Tekrar beyin denilen mucizeye dönelim. Beyin, vücudumuzun tüm faaliyetlerini denetleyen bir kumanda merkezi gibidir. Mükemmel ve kusursuz yapısıyla bilim adamlarını hayretler içinde bırakacak kadar kompleks bir yapıdadır. İşitme, görme, dokunma, tatma ve koklama gibi faaliyetlerin gerçekleştiği yerdir beyin. Beynin fonksiyonlarını sıralamakla bitiremeyiz zira sınırsız diyebileceğimiz sayıda görevi vardır. Vücudumuzun her noktası arasında milyarlarca sinir ile bağlantı kurar beyin. Tıpkı elektrik kabloları gibi, vücudunuzdaki sinirler beynimize mesajlar iletmektedir. Bu bağlantının anlamlandırıldığı merkez, beyindir.
Beyni Maksimum Düzeyde Kullanabilme İradesi
Beyin, kalp atışlarını ayarlar ve bedenin ısısını düzenler. Beyin, sinir sisteminden geçen bütün mesajları koordine eder. Ve bu mesajları (verileri, bilgileri, uyarıcıları…) öğrenmemizi, hissetmemizi, anlamlandırmamızı sağlar.
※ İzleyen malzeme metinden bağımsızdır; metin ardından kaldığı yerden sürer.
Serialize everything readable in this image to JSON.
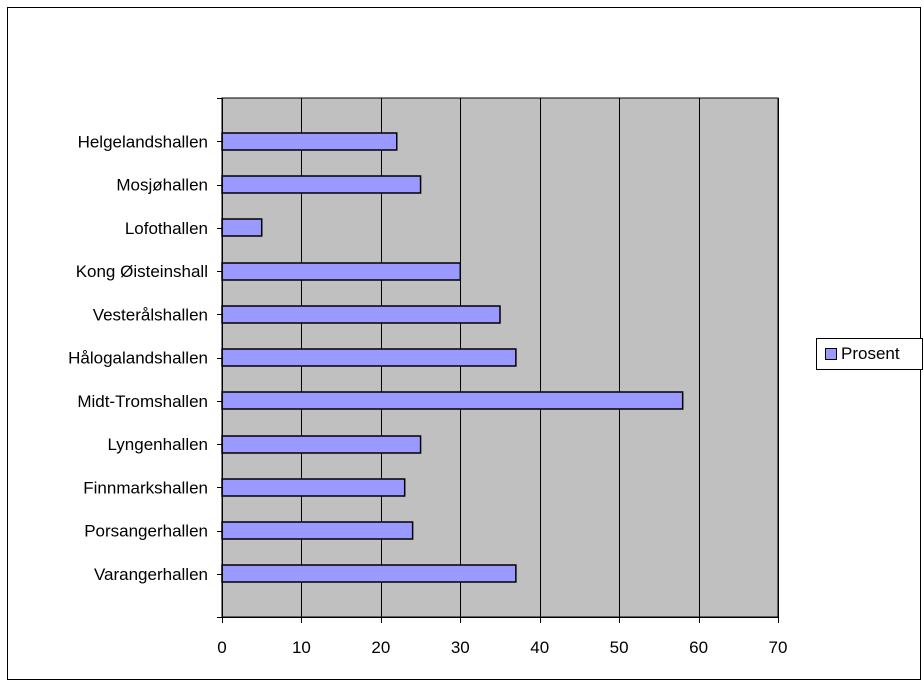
{
  "chart_data": {
    "type": "bar",
    "orientation": "horizontal",
    "categories": [
      "Helgelandshallen",
      "Mosjøhallen",
      "Lofothallen",
      "Kong Øisteinshall",
      "Vesterålshallen",
      "Hålogalandshallen",
      "Midt-Tromshallen",
      "Lyngenhallen",
      "Finnmarkshallen",
      "Porsangerhallen",
      "Varangerhallen"
    ],
    "series": [
      {
        "name": "Prosent",
        "values": [
          22,
          25,
          5,
          30,
          35,
          37,
          58,
          25,
          23,
          24,
          37
        ]
      }
    ],
    "xlim": [
      0,
      70
    ],
    "xticks": [
      0,
      10,
      20,
      30,
      40,
      50,
      60,
      70
    ],
    "grid": true,
    "legend": "right",
    "colors": {
      "bar_fill": "#9999ff",
      "bar_stroke": "#000000",
      "plot_background": "#c0c0c0",
      "gridline": "#000000"
    }
  }
}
IBM firmasının uzmanlarından Bernstein, beyin-bilgisayar benzetmesine, “Beyinde olağanüstü bir paralellik hâkim… Tek bir bit bilgi bir anda 100 bin nörona (beyin hücresine) yayılabiliyor. Böylece beyin, bilinen en hızlı bilgisayardan yüz binlerce kat daha hızlı oluyor. Bizim ise elektronikte bunu gerçekleştirmemiz mümkün değil…” şeklinde bir yorum getirir.
Bilim adamları beyin potansiyelimizin ancak %1’ini kullandığımızı söylüyorlar. Bu durumda beynimizin geriye kalan çok büyük bir kısmının kullanımı yok. Bir nevi atıl kalmış durumda. Ancak bence önemli olan, ne kadarını kullandığımızdan çok, ne kadar verimli kullandığımız. Bu oranlar yeni araştırmalar ile değişebilir. Değişmeyen tek şey ise, sizin kararlığınızın gücü ve beyninizi maksimum kullanabilme iradesidir. Bu iradeyi her gün, her an gösterdiğinizde yaşamınızın kalitesinde meydana gelecek değişikliğe siz bile şaşıracaksınız.
KUTU
Çırak Kalmamak İçin…
Beynimiz bir et yığını değildir. İşlevselliğini ve görevlerini düşünürsek uçsuz bucaksız bir evrenin kafatasımızın içinde var olduğunu görürüz. Bu mükemmel potansiyelden habersiz olan bir insan ise, ömrü boyu çırak olmaya mahkûmdur.